A recent report from the London Sustainable Development Commission (LSDC) asserts that socially and environmentally responsible entrepreneurs are “critical” to London’s future as a world leader in the economy of the future, as the Commission unveils its picks for this year's crop of the City's most notable mission-driven startups.
*Green Means Business *highlights why London is an ideal location for 'green' entrepreneurs to 'drive innovation, growth, and job creation'; estimating that London's low-carbon and environmental goods and services (LCEGS) sector has the potential to give an annual market value of £69bn by 2025.
LSDC, a voluntary organization made up of individual experts from the economic, social, environmental and London governance sectors, advises London Mayor Boris Johnson on sustainability issues.
“London is an untapped green gold mine,” Johnson is quoted as saying in the report. “We consume roughly £12 billion of energy each year and produce 22 million tonnes of waste. In sheer scale, these are both tremendous opportunities for new, low-carbon technologies. If you consider this scale along with London’s world-leading research institutions and financial and business services sector, the capital is tremendously well-positioned to take a lead in catalysing the green economy.”
According to the report, London's 'green' economy is currently comprised of roughly 9,000 businesses employing approximately 160,000 people and generating £28bn per year, with current rates of growth indicating that the City’s Low Carbon & Environmental Goods & Services (LCEGS) sector will reach £40 billion by 2020 and £53 billion by 2025 with an increase in employment of about 40,000 jobs.
As the report goes on to point out, “entrepreneurs and SMEs drive innovation, growth and job creation. They are critical to the present success and future potential of efforts to support green growth and a useful indicator of measurable success.”
As such, the London Leaders Program — launched in 2007 by the LSDC — each year highlights some of the most innovative local leaders in sustainable business to demonstrate sustainability in action and its contribution to London’s economy and quality of life.
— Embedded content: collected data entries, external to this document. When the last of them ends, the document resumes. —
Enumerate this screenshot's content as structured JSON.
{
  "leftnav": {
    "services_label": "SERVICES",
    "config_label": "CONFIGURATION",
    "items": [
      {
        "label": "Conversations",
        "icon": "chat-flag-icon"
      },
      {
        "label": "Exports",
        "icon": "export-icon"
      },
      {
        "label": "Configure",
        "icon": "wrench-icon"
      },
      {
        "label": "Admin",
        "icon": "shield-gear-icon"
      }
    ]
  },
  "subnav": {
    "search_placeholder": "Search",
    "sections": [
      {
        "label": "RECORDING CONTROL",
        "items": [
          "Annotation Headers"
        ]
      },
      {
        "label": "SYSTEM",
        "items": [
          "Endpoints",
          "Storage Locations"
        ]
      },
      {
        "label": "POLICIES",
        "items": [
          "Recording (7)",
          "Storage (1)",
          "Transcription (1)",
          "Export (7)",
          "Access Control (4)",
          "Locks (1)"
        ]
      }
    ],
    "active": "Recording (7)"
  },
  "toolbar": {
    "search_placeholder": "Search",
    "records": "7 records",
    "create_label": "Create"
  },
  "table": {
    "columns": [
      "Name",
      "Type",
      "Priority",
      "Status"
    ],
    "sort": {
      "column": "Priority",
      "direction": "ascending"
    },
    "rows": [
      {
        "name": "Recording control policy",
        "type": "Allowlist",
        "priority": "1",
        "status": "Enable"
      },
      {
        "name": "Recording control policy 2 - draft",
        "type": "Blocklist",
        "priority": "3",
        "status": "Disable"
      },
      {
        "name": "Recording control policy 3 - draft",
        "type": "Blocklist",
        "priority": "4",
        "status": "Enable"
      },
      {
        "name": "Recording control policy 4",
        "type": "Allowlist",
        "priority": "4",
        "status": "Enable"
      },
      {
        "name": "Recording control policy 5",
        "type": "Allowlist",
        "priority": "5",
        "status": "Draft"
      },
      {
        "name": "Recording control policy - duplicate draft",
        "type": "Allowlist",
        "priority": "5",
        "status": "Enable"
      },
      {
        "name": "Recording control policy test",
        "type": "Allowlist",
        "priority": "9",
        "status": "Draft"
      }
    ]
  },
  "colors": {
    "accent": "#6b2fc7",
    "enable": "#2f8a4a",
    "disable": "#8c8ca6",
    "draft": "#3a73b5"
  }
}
Previous London Leaders include Helen Steer, founder of Grow Beer — a project to crowdsource hops from personal and community gardens for use at local breweries — and Steven Dring, co-founder of Zero Carbon Food, which has set to work growing produce in an abandoned Underground tunnel.
The release of the Green Means Business report coincides with the announcement of this year’s London Leaders by Greg Barker MP, the newly appointed Chair of the LSDC. Barker said he hoped this year’s Leaders would inspire Londoners to see the real commercial potential of responsible, mission-driven businesses:
- Kate Hofman, GrowUp — Urban farms growing sustainable greens, herbs and fish using aquaponics and vertical growing systems.
- Katie Harris, NANA Café — A comfort food café taht employs lovely older ladies from the local area.
- Ugo Valluri, Restart Project — A social enterprise that teaches and repairs electronic goods to promote reuse.
- Ed Hewitt, World in London — A app ‘passport’ curating the best experiences from each nationality in London.
- Ilana Taub, Snact — Making healthy snacks from fruit and vegetable surplus, as a way to tackle food waste and create employment opportunities.
- Richard Driffield, Play Streets — Supporting residents across London to activate play and social interaction on their streets.
- Indie Shergill, Rootless Garden — An initiative to design activities inspired by nature to encourage physical and mental wellbeing through creative social opportunities for older people.
- Hilary Vick, Nappy Ever After — An initiative to encourage a move away from wasteful disposable diapers to real ones.
- Alexander Lushnikov, Chainy — A platform that connects skills with need to help small businesses and artists grow.
“The new London Leaders are an impressive group of bright-minded, entrepreneurial talent,” Barker said. “Not only can these businesses thrive in their own right but they will act as a catalyst to others who want to conduct business in a sustainable way.”